The venom composition of the deathstalker scorpion contains neurotoxins which are almost completely responsible for this symptom. The poison from this scorpion contain 4 components: chlorotoxin, charybdotoxin, scyllatoxin, and agitoxins. Upon injection with the venom, sacral parasympathetic nerve are stimulated causing a change in the neuronal transmission in vascular and nonvascular smooth muscles. The compound known as the vasoactive intestinal polypeptide (VIP) is the main transmitter. This polypeptide is realized from nerves found long the erectile tissue of the corpus calosum. VIP is the strongest relaxant of penile smooth muscle structure, resulting in an erection upon envenomation. This is the proposed mechanics for all scorpion of the family Buthidae, whose venom composition contains these compounds.

== Epidemiology ==

=== Overview ===
Scorpions are nocturnal animals that typically live in deserts, mountains, caves, and under rocks. It is when they are disturbed that they attack. Scorpions that possess the ability to inject toxic venom with their sting belong to the family Buthidae. The Middle East and North Africa are home to the deadliest scorpions, belonging to the genera Buthus, Leiurus, Androctonus, and Hottentotta. In South America, the deadliest scorpion belongs to genus Tityus. In India and Mexico, the deadliest scorpions involved in scorpionism are Mesobuthus and Centruroides, respectively.

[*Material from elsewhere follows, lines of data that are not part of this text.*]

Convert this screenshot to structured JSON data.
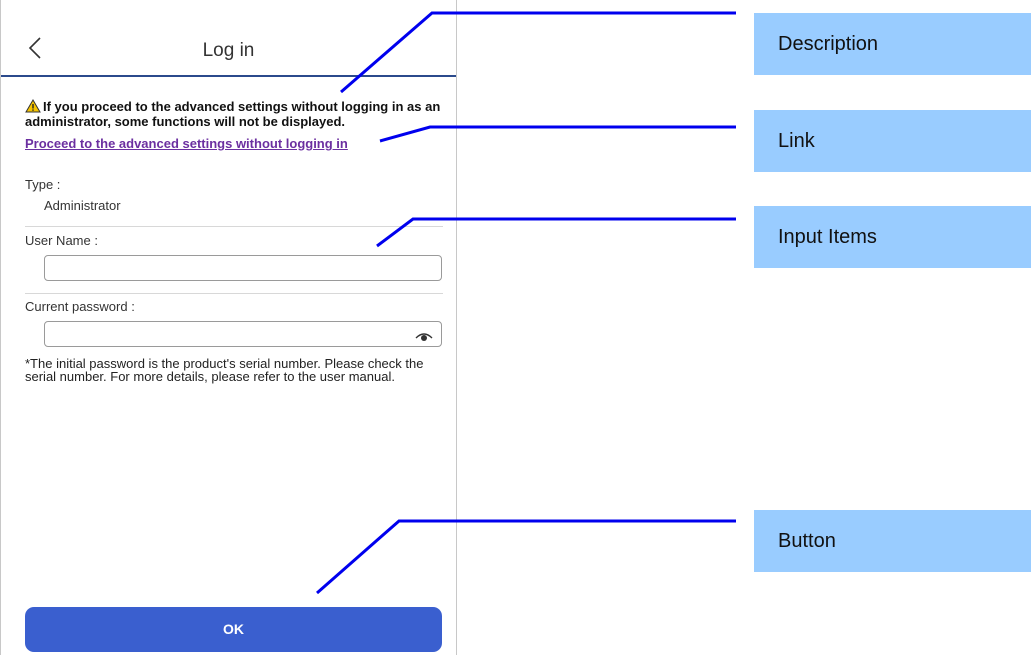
{
  "header": {
    "title": "Log in",
    "back_icon": "chevron-left-icon"
  },
  "warning": {
    "icon": "warning-triangle-icon",
    "text": "If you proceed to the advanced settings without logging in as an administrator, some functions will not be displayed."
  },
  "link": {
    "text": "Proceed to the advanced settings without logging in"
  },
  "type": {
    "label": "Type :",
    "value": "Administrator"
  },
  "username": {
    "label": "User Name :",
    "value": ""
  },
  "password": {
    "label": "Current password :",
    "value": "",
    "toggle_icon": "eye-icon"
  },
  "note": "*The initial password is the product's serial number. Please check the serial number. For more details, please refer to the user manual.",
  "ok_button": "OK",
  "callouts": {
    "description": "Description",
    "link": "Link",
    "input_items": "Input Items",
    "button": "Button"
  },
  "colors": {
    "header_rule": "#2b4a8c",
    "link": "#6b2fa0",
    "button": "#3a5fcf",
    "callout_bg": "#99ccff",
    "leader_line": "#0000ee"
  }
}
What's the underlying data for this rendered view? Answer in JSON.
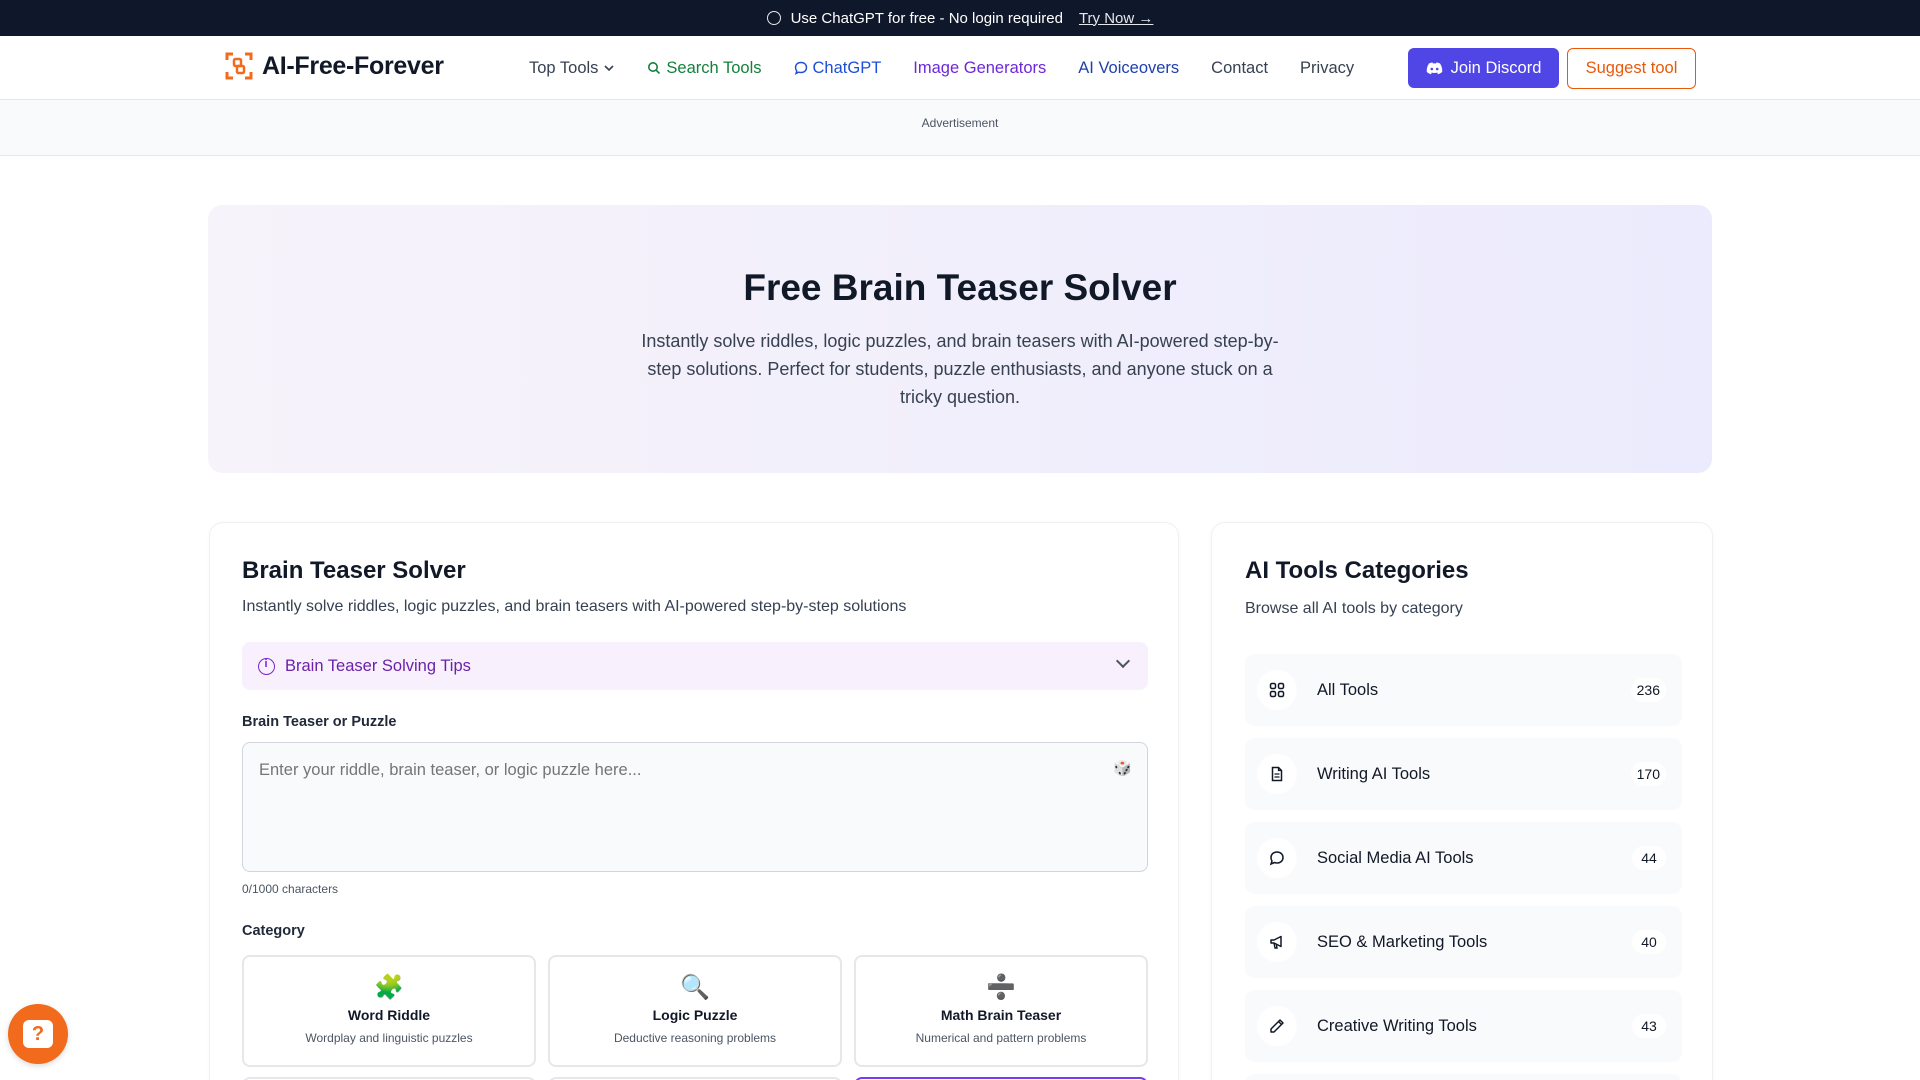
{
  "banner": {
    "text": "Use ChatGPT for free - No login required",
    "link": "Try Now →"
  },
  "brand": {
    "name": "AI-Free-Forever",
    "accent": "#f26b1d"
  },
  "nav": {
    "items": [
      {
        "label": "Top Tools",
        "icon": "chevron-down-icon"
      },
      {
        "label": "Search Tools",
        "icon": "search-icon"
      },
      {
        "label": "ChatGPT",
        "icon": "chat-icon"
      },
      {
        "label": "Image Generators"
      },
      {
        "label": "AI Voiceovers"
      },
      {
        "label": "Contact"
      },
      {
        "label": "Privacy"
      }
    ],
    "discord": "Join Discord",
    "suggest": "Suggest tool"
  },
  "ad_label": "Advertisement",
  "hero": {
    "title": "Free Brain Teaser Solver",
    "description": "Instantly solve riddles, logic puzzles, and brain teasers with AI-powered step-by-step solutions. Perfect for students, puzzle enthusiasts, and anyone stuck on a tricky question."
  },
  "solver": {
    "title": "Brain Teaser Solver",
    "subtitle": "Instantly solve riddles, logic puzzles, and brain teasers with AI-powered step-by-step solutions",
    "tips_label": "Brain Teaser Solving Tips",
    "input_label": "Brain Teaser or Puzzle",
    "input_placeholder": "Enter your riddle, brain teaser, or logic puzzle here...",
    "input_value": "",
    "char_count": "0/1000 characters",
    "category_label": "Category",
    "categories": [
      {
        "emoji": "🧩",
        "name": "Word Riddle",
        "desc": "Wordplay and linguistic puzzles"
      },
      {
        "emoji": "🔍",
        "name": "Logic Puzzle",
        "desc": "Deductive reasoning problems"
      },
      {
        "emoji": "➗",
        "name": "Math Brain Teaser",
        "desc": "Numerical and pattern problems"
      }
    ]
  },
  "sidebar": {
    "title": "AI Tools Categories",
    "subtitle": "Browse all AI tools by category",
    "items": [
      {
        "label": "All Tools",
        "count": "236",
        "icon": "grid-icon"
      },
      {
        "label": "Writing AI Tools",
        "count": "170",
        "icon": "document-icon"
      },
      {
        "label": "Social Media AI Tools",
        "count": "44",
        "icon": "chat-bubble-icon"
      },
      {
        "label": "SEO & Marketing Tools",
        "count": "40",
        "icon": "megaphone-icon"
      },
      {
        "label": "Creative Writing Tools",
        "count": "43",
        "icon": "pencil-icon"
      }
    ]
  }
}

=== Weather, seasons, and climate ===
Scorpions are nocturnal arachnids that have shown a seasonal pattern that is also related to climate. Specifically in Central America, scorpion attacks are mostly seen during the hot months of the year, noting that in Argentina this occurs in the months of October to April. Additionally, a rainy climate may also change the frequency of scorpion incidents. Lower levels of rainfall, specifically precipitation below 30 mm/month, can be associated with fewer scorpion stings, whereas rainfall greater than 30 mm/month shows no relationship to incident rate. This could be due to potentially disruptive effects of rainfall on scorpion habitat.

=== Central America ===
In Central America, most scorpion stings are mildly toxic to humans. However, Panama has reported an incidence of 52 cases per 100,000 people in 2007. Between 1998 and 2006, 28 people have died as result of scorpion stings. In Panama, the taxa of scorpions responsible for these deaths belong to the genus Tityus. This scorpion species is also found in parts of northern South America. Historically, the presence of these scorpions in Panama could be due to the closure of the Panamanian isthmus, thus allowing for the migration of the scorpions from Panama into the northern part of South America. Tityus pachyurus is among the most important scorpionist species. Envenomation by this scorpion is characterized by intense local pain, that usually does not result in tissue injury. Scorpions possess venom glands located at the distal extremity of their abdomen. There are currently 1,400 known species of scorpions and each possesses venom glands. However, of these 1,400 species, only 25 are known to be dangerous enough to humans to potentially cause death upon envenomation. Other countries in Central America are habitat to the scorpion genus Centruroides. Species in this genus are only mildly toxic to humans even though they have ion channel-active toxins in their venom.